How should government officials decide on whether to fund big projects such as fighter aircraft, highways, bridges, and other types of infrastructure?
First, they should check the Constitution to see whether they are legally allowed to spend on the object in consideration.
Second, they should assume that the item will cost at least twice as much as initial estimates indicate. There should be a 2-to-1 hurdle when the price tag of a project is being considered.
Let’s be conservative and say that a 50% cost overrun is typical, such that we can expect a new $1 billion project to actually cost taxpayers $1.5 billion. But as economists often point out, paying for $1.5 billion in government spending will cost taxpayers much more than $1.5 billion because of the “deadweight losses” or inefficiency costs created by extracting taxes from the private sector with a complex and high-rate system.
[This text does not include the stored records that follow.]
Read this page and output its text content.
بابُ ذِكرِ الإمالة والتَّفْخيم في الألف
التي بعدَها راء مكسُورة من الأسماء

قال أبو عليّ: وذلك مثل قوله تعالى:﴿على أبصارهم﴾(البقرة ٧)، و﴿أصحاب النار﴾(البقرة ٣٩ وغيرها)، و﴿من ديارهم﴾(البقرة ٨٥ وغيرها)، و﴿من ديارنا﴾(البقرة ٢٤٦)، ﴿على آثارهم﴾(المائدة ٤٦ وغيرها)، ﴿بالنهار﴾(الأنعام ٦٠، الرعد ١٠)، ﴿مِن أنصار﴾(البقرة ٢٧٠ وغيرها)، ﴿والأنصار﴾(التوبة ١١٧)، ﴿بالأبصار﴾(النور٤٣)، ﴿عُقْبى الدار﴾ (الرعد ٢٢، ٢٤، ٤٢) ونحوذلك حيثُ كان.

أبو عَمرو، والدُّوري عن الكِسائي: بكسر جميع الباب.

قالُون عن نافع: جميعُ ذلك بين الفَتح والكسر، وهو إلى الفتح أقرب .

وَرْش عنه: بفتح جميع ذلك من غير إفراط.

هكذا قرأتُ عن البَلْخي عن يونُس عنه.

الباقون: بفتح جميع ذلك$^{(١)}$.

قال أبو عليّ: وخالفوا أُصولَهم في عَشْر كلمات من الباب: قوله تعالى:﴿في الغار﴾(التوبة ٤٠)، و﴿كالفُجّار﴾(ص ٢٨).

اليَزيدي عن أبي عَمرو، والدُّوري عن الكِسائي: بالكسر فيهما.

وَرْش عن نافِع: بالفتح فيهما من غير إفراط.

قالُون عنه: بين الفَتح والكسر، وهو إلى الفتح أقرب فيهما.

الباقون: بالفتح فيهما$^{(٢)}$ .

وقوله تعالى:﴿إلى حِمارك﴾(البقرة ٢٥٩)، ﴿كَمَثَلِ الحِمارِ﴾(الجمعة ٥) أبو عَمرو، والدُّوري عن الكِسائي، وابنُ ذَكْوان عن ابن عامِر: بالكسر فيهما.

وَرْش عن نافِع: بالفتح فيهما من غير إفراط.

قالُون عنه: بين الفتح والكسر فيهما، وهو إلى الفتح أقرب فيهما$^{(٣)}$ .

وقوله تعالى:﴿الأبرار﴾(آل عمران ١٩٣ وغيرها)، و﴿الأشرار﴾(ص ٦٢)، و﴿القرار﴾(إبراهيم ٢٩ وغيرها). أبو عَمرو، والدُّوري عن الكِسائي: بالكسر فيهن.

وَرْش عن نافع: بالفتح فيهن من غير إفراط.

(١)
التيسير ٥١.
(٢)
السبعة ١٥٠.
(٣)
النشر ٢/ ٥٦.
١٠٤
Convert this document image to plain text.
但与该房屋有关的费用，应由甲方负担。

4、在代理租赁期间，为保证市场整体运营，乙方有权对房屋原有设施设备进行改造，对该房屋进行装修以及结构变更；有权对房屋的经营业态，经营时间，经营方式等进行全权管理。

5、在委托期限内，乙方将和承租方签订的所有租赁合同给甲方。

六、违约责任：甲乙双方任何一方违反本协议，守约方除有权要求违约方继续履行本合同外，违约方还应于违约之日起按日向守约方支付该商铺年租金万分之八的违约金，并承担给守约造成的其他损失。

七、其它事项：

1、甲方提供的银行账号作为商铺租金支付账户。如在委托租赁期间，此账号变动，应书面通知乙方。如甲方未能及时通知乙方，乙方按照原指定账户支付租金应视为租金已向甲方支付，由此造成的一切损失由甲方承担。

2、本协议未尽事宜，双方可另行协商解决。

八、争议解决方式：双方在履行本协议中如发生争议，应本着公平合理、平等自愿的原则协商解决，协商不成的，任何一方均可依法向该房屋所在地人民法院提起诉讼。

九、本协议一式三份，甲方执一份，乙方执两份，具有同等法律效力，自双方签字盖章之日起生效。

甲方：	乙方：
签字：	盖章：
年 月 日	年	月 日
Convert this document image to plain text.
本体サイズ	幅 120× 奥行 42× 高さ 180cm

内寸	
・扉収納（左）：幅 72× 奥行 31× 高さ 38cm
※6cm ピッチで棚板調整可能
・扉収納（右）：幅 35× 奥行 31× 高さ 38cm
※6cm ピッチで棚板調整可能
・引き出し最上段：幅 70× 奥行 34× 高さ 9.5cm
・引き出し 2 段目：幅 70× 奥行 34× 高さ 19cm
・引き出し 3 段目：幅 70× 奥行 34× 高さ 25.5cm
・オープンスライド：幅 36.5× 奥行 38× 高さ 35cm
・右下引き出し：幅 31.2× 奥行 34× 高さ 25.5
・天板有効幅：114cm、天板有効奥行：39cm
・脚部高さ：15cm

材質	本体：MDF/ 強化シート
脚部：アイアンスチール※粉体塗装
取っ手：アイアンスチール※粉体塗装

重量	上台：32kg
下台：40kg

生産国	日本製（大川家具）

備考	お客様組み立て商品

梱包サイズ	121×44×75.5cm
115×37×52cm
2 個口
How much more? Harvard’s Martin Feldstein thinks deadweight losses might be $1 for each added dollar of taxes. But let’s be conservative and say it’s only 50 cents on the dollar. So government projects impose deadweight losses of 50% on costs that are likely to balloon at least 50%.
The bottom line is that when America’s taxpayers hear that politicians want to spend, say, $10 billion on a new scheme, they should assume that they will face an ultimate financial hit of $22.5 billion. And that’s conservative!